Having flipped over to side two of Girl Zone, The Fashionettes’ sassy Losin’ Control bursts into life. Quickly, it takes on a Northern Soul sound. Losin’ Control was penned and produced by Gary Paxton and Dale Davis in 1964. However, it wasn’t until fifty forty years later, in 2004 that Losin’ Control was released as a single by Kent Select. Belatedly, Darlene McKinney and Josephine Rosborough was heard by the audience it deserves. Eleven years later, and Losin’ Control returns for an overdue encore. 

By 1964, The Charmaines were signed to Ohio based Fraternity Records. It had been founded in 1954, by Harry Carlson. Since then, many people had passed through Fraternity Records’ doors. The Charmaines were the latest. They entered the studio with  producer Carl Edmonson and covered Ike Turner’s I Idolize You. However, the song was never released until 2008, when it was released twice.

The first time I Idolize You was released, was on the Kent Soul compilation New Breed R&B With Added Popcorn. That wasn’t the end of story. I Idolize You was also released by on the A-Side of a limited edition single by Kent Soul. After forty-four years languishing in Fraternity Records’ vaults, this heart wrenching ballad had been released twice in one year. 

In 1964, The Angelos were about the record their debut single. The song chosen was Bad Motorcycle (Wooden Wooden). On the B-Side was Backfield In Motion, which was written by Elzie Bynem. He was the brother of The Angelos’ lead singer Linda Martell. Later in 1964, Bad Motorcycle (Wooden Wooden) was released as a single on Tollie Records, and sunk without trace. On reflection, The Angelos had chosen the wrong song. 

If Backfield In Motion had been chosen as the single things would’ve been different? It oozes quality, as Linda Martell accompanied by harmonies, brings this irresistible song to life.
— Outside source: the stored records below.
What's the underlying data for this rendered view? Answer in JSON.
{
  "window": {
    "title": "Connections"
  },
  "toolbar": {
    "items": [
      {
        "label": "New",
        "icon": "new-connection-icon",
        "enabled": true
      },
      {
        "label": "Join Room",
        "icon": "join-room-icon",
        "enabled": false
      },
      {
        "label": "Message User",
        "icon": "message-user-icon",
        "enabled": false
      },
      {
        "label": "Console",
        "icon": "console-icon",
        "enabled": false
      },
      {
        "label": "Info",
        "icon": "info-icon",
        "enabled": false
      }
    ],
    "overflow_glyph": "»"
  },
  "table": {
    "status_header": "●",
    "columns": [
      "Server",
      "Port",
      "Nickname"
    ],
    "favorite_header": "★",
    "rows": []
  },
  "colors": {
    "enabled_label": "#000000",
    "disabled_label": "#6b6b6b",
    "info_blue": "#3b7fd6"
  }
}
It’s a very welcome addition to Girl Zone, and the Where The Girls Are series. 

Just like several groups on Girl Zone, Pat Powdrill and The Powerdrills Together Forever only ever released one single. However, what a single Together Forever was. It was penned by Barry White and Jack Stern. They’re responsible for a joyous paean which was released on the Downey label in 1967. Sadly, the single flopped, and there was no followup.
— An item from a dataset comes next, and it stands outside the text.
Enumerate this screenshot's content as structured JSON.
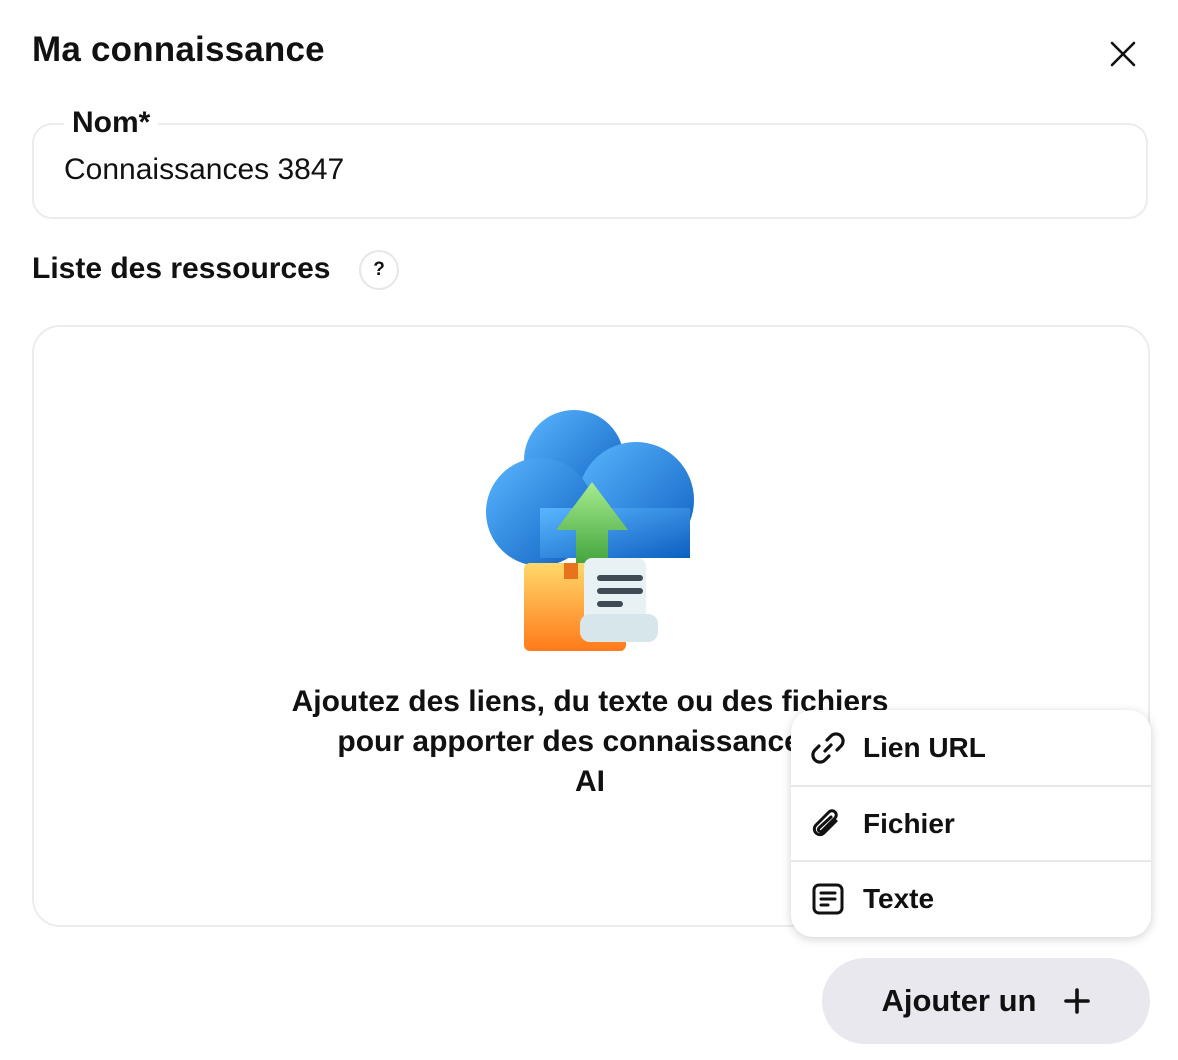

The Kavetts’ I’ve Got A Story To Tell You is one of the rarest records on the Northern Soul scene. If a copy comes up for sale, it will cost anything up to $325. I’ve Got A Story To Tell You was released on the Len-Dre label in 1963. Although the single failed commercially, it later became a favourite in the UK Northern Soul. Its addition on Girl Zone will be welcomed by many within the Northern Soul fraternity.

Closing side two of Girl Zone, is The Ikettes’ Camel Walk. Penned by Ike Turner, Camel Walk was the B-Side to The Ikettes’ 1964 single Nobody Loves Me. It was released on Modern. Those that flipped over to the B-Side found a storming version of the Camel Walk. It’s the perfect way to close Girl Zone, as it leaves the listener wanting more.

For those in need of their next fix of the Where The Girls Are series, then Girl Zone is just what they’ve been waiting for. This eclectic, twelve-track musical amuse bouche is sure to whet their appetite.

There’s contributions from The Angels, The Darlettes, The Teardrops, The Drake Sisters, The Fashionettes, The Charmaines and The Ikettes on Girl Zone. It was recently released on a slab of delicious 180 gram, heavyweight red lava vinyl. It’s like a work of art, and seems almost too good to play. However, having lowered the stylus onto the red lava vinyl, pop, soul and garage rock come blasting out of speakers. Suddenly, it’s the sixties again. 

While the twelve tracks on Girl Zone are the biggest hits you’ll ever hear, you’ll surely want to hear them again. Compiler Mick Patrick has put together twelve tantalising tracks for Girl Zone, a delicious musical amuse bouche for fans hungry for the next instalment in the Where The Girls Are series.